If you compare this to X-scaling you'll notice a similarity in that you have deployed multiple identical copies of your application. The difference is that now instead of having a load balancer send traffic to any server you will be consistently routing traffic to a particular server based on your sharding rules.

There are several downsides to Z-scaling. It doesn't help with reducing your application complexity because a full version is still deployed on each server. In fact it's probably going to make your application more complicated to understand because you have the additional problem of having your data in pieces.

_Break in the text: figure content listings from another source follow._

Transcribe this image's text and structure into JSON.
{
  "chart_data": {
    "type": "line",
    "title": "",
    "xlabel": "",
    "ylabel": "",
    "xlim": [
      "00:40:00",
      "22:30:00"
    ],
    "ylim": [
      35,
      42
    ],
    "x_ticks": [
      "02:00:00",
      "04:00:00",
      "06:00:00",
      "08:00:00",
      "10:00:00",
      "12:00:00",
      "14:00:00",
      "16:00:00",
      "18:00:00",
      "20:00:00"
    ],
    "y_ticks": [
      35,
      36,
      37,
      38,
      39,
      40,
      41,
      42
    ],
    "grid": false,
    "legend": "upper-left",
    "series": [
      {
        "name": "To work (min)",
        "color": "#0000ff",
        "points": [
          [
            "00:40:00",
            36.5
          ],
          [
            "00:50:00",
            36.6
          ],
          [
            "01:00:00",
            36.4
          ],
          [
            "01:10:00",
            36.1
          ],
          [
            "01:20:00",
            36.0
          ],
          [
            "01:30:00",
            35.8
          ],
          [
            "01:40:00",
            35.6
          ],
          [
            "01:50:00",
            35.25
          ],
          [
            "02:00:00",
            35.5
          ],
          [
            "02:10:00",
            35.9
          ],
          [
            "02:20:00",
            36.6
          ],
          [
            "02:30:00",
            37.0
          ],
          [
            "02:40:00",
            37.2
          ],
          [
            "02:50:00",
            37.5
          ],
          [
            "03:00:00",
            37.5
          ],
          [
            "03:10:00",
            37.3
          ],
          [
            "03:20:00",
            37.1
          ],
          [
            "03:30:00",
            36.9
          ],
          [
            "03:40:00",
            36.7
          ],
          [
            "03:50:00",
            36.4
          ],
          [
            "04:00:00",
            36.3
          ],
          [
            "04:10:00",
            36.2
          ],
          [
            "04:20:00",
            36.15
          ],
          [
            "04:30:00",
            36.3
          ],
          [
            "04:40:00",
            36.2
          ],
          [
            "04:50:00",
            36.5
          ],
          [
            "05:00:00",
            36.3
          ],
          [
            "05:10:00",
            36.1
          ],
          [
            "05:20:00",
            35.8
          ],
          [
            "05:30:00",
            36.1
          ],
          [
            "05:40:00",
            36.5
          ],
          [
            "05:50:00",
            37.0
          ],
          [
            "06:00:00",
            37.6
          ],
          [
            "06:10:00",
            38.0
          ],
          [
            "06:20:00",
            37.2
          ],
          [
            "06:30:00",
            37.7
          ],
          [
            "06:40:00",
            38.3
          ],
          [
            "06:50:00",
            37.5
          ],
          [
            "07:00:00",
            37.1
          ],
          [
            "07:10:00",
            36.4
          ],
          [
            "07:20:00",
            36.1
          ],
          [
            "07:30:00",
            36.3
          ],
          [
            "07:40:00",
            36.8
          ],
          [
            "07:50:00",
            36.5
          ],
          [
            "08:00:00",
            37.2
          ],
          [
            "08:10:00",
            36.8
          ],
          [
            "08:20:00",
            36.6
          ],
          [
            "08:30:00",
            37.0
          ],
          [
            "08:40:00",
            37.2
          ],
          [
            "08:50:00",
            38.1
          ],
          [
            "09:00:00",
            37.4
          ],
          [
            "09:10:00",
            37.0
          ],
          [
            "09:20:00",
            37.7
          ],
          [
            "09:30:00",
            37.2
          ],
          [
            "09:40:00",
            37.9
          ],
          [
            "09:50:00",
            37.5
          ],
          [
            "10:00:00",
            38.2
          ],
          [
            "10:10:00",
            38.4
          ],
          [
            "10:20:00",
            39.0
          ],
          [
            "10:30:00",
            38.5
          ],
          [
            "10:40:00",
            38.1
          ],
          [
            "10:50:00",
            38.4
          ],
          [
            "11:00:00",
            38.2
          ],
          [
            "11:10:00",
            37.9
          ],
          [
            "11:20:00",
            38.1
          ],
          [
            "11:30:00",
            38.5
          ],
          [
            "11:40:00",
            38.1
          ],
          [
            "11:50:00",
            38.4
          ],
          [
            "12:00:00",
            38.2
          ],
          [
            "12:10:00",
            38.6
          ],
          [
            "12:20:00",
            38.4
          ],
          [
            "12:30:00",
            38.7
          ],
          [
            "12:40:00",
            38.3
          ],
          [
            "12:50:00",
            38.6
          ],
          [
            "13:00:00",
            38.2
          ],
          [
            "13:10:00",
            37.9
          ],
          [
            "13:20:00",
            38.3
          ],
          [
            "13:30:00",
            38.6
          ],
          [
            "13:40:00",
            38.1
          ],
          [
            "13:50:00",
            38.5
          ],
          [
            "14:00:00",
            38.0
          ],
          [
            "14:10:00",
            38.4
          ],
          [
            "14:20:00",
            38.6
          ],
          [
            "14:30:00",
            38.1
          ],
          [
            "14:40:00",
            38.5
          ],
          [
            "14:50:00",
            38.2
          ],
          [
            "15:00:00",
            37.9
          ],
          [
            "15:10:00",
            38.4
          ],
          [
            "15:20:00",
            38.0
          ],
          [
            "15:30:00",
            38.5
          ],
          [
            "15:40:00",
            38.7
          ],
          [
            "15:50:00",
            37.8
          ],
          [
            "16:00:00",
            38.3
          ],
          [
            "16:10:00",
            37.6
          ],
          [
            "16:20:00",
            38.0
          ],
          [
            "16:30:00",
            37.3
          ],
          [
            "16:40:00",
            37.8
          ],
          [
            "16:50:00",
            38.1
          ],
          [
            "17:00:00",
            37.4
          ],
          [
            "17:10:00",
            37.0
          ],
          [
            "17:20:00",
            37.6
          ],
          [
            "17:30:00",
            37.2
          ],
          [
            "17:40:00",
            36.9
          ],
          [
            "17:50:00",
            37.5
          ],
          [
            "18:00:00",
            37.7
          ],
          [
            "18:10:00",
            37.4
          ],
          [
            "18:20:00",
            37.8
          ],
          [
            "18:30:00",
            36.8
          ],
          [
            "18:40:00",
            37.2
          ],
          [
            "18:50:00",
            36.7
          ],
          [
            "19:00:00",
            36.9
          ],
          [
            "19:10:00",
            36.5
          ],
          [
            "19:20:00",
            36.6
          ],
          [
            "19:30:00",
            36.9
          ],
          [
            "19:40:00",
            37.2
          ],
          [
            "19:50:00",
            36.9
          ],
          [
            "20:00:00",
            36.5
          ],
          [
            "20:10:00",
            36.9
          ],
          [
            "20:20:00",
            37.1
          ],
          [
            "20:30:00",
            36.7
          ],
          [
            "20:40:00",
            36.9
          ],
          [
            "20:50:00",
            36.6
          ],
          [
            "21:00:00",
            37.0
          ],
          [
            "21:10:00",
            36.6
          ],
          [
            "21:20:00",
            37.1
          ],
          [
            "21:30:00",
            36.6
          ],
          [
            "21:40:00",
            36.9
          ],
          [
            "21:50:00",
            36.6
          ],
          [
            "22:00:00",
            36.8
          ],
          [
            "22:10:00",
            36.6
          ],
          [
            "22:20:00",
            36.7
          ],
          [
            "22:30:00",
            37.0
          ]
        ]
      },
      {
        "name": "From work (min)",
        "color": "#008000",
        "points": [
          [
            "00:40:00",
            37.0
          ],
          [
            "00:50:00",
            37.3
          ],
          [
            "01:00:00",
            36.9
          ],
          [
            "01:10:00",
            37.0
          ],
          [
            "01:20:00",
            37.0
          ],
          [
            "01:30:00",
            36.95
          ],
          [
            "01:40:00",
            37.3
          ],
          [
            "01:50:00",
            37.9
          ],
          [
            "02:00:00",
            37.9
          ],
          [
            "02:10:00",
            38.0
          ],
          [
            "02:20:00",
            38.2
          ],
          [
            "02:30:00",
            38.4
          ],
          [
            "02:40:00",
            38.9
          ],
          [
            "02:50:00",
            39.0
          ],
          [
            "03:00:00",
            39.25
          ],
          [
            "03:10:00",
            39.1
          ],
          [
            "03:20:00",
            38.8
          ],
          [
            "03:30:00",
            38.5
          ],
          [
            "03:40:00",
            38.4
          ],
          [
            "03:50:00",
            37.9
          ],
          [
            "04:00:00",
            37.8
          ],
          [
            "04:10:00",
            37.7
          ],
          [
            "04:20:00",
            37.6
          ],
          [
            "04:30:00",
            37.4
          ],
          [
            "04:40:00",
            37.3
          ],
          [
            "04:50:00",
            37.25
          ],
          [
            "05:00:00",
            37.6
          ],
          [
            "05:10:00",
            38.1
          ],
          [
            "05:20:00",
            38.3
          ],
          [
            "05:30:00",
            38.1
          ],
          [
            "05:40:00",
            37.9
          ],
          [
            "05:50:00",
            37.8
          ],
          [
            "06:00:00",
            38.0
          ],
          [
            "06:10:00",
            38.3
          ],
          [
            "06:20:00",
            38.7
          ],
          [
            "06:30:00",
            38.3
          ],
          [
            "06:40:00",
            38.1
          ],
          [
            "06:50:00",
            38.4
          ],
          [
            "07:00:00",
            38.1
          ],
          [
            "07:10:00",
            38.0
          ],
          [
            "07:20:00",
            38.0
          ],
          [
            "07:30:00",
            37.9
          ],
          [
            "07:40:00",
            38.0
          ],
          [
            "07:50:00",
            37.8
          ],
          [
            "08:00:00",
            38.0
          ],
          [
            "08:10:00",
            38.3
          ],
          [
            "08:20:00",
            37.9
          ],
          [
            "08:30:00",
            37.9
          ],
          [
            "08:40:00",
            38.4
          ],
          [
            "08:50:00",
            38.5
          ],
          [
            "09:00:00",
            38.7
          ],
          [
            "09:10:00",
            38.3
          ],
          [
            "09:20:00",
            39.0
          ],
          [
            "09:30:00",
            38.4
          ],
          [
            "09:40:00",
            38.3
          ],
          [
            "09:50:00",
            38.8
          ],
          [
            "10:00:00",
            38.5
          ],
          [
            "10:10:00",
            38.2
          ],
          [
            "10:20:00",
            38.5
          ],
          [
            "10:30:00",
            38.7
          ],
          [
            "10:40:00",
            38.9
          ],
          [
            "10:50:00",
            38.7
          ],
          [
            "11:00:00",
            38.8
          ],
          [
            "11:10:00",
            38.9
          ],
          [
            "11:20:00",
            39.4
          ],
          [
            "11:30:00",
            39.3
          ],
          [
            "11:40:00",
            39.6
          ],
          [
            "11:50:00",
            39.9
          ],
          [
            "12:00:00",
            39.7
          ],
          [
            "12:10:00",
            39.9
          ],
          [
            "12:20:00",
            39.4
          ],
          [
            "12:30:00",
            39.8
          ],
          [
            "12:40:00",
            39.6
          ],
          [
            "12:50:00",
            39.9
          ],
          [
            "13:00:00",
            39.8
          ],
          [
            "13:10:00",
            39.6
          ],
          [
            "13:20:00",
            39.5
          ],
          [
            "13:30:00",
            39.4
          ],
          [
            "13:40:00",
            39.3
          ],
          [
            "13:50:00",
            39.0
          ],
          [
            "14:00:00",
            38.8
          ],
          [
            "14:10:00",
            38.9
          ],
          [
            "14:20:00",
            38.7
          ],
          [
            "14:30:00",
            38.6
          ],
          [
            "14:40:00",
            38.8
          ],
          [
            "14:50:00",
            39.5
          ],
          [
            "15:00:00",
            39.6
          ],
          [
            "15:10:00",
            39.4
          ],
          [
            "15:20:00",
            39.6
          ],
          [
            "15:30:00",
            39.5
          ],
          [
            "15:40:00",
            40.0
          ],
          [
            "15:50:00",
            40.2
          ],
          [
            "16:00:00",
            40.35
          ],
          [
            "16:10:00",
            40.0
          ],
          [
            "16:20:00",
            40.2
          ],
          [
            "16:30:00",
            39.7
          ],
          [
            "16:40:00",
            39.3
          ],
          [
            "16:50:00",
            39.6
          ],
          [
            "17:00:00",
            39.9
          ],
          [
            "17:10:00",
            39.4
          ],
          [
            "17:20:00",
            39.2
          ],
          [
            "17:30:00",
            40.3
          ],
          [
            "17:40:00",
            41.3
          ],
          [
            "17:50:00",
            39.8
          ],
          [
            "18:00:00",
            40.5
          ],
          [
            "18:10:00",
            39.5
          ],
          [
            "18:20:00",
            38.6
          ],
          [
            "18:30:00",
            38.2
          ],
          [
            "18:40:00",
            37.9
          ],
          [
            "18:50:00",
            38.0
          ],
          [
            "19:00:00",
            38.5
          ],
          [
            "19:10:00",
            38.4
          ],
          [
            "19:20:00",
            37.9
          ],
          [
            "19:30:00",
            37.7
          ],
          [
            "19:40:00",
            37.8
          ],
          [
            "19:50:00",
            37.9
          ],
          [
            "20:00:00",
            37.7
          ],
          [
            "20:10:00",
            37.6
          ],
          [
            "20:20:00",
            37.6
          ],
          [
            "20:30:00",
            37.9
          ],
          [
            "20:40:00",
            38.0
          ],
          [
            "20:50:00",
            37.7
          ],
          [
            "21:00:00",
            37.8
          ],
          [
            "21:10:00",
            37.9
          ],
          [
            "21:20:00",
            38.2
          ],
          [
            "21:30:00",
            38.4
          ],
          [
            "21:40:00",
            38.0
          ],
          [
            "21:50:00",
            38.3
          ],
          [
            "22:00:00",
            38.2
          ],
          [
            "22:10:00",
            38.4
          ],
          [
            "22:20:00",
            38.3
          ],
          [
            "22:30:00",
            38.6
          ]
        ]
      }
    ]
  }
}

The advantage of sharding is that it gives you another way to tune the application stack to match the load. It also has the effect of isolating failure to one part of your application; If a shard goes down then traffic that is destined for other shards will continue to flow. This improves the fault tolerance of your architecture.

Bringing it together

The scale cube is useful for looking at different dimensions and opportunities for scaling. Horizontal scaling is the cheapest option initially but offers diminishing returns and eventually will no longer be an option. The other two dimensions are more expensive to perform but will be necessary for you to offer a truly scalable solution.